Je n'ai pas peur de dire aux malades que, moi aussi, j'ai vécu des moments très durs où j'ai eu envie d'en finir. Parfois, on n'a plus que nos larmes à offrir. C'est quand on n'a plus rien que le Seigneur donne tout. J'en suis persuadée. Le texte des noces de Cana m'a marquée. Marie dit aux serviteurs : « Faites tout ce que Jésus vous dira. » Je me dis : « Oui, j'ai fait ce qu'il m'a dit. » La cruche qui était vide, le Seigneur l'a remplie. Au fond, notre vie, c'est un peu ça, se laisser remplir. Face à des personnes en grande souffrance, je n'ai pas de paroles.
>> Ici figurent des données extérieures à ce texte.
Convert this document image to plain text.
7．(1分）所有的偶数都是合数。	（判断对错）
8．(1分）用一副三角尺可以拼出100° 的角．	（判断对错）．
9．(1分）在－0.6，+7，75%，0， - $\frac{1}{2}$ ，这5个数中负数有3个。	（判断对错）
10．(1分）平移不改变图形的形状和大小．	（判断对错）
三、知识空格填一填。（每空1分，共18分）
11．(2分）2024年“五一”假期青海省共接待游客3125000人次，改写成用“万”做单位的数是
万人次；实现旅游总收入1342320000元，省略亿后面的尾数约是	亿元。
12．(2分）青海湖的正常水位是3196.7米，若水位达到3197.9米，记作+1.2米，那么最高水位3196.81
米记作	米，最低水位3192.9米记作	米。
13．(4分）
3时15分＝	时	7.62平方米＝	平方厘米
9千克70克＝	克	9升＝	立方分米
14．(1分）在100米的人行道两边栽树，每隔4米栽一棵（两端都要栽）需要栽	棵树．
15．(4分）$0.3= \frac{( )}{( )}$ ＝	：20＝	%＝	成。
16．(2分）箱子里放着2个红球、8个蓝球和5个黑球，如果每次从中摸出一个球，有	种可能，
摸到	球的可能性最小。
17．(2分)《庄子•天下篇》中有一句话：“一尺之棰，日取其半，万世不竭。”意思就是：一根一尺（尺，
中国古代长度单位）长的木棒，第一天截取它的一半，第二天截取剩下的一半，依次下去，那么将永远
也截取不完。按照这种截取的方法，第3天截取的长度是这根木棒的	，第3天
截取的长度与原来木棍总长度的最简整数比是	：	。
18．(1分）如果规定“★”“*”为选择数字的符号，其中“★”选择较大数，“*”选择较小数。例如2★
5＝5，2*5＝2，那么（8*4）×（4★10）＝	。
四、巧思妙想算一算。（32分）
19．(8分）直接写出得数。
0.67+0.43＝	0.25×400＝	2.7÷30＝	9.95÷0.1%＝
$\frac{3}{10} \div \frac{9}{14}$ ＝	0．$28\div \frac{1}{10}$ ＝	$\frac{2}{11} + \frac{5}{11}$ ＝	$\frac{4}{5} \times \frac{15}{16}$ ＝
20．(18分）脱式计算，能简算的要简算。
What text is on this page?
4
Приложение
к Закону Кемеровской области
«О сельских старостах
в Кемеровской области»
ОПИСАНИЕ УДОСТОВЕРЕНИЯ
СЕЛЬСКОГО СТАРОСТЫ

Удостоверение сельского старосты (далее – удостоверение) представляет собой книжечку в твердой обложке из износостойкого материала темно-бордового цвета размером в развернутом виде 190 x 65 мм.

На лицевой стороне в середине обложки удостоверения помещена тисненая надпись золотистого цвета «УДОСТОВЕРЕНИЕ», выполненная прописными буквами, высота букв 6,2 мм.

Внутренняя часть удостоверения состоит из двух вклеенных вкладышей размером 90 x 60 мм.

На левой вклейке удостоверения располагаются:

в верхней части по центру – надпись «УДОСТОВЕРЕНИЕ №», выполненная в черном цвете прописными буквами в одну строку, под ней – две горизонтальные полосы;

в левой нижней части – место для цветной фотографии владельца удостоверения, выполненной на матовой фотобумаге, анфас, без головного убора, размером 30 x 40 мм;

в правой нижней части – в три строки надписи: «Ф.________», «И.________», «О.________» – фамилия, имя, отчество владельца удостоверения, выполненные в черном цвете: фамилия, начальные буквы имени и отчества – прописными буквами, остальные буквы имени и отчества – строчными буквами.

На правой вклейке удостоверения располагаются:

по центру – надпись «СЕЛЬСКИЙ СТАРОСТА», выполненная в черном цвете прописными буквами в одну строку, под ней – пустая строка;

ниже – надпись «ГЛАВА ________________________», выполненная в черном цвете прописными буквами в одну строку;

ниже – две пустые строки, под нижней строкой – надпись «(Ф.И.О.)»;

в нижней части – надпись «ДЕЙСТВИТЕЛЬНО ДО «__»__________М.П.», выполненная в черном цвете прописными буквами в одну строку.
Tu ne baratines pas sur la souffrance. Je leur dis simplement de regarder Jésus sur la croix. Et que je prie pour eux. C'est tout ce que je peux dire. D'autant que notre souffrance ne prend sens qu'unie à celle du Christ. Il y a aussi des bonnes nouvelles. Hier soir, j'ai appris qu'une jeune de 16 ans qui souffrait d'un cancer allait beaucoup mieux. J'avais prié pour elle à Lourdes avec sa meilleure amie. Cette intention m'avait beaucoup habitée. Je porte une foule de gens dans la prière au quotidien. Alors, quand je reçois des messages comme ça, je dis : « Merci Seigneur ! » Ça me dépasse. Je ne peux pas en tirer orgueil. J'ai tout reçu de Dieu, par l'intercession de la Vierge Marie.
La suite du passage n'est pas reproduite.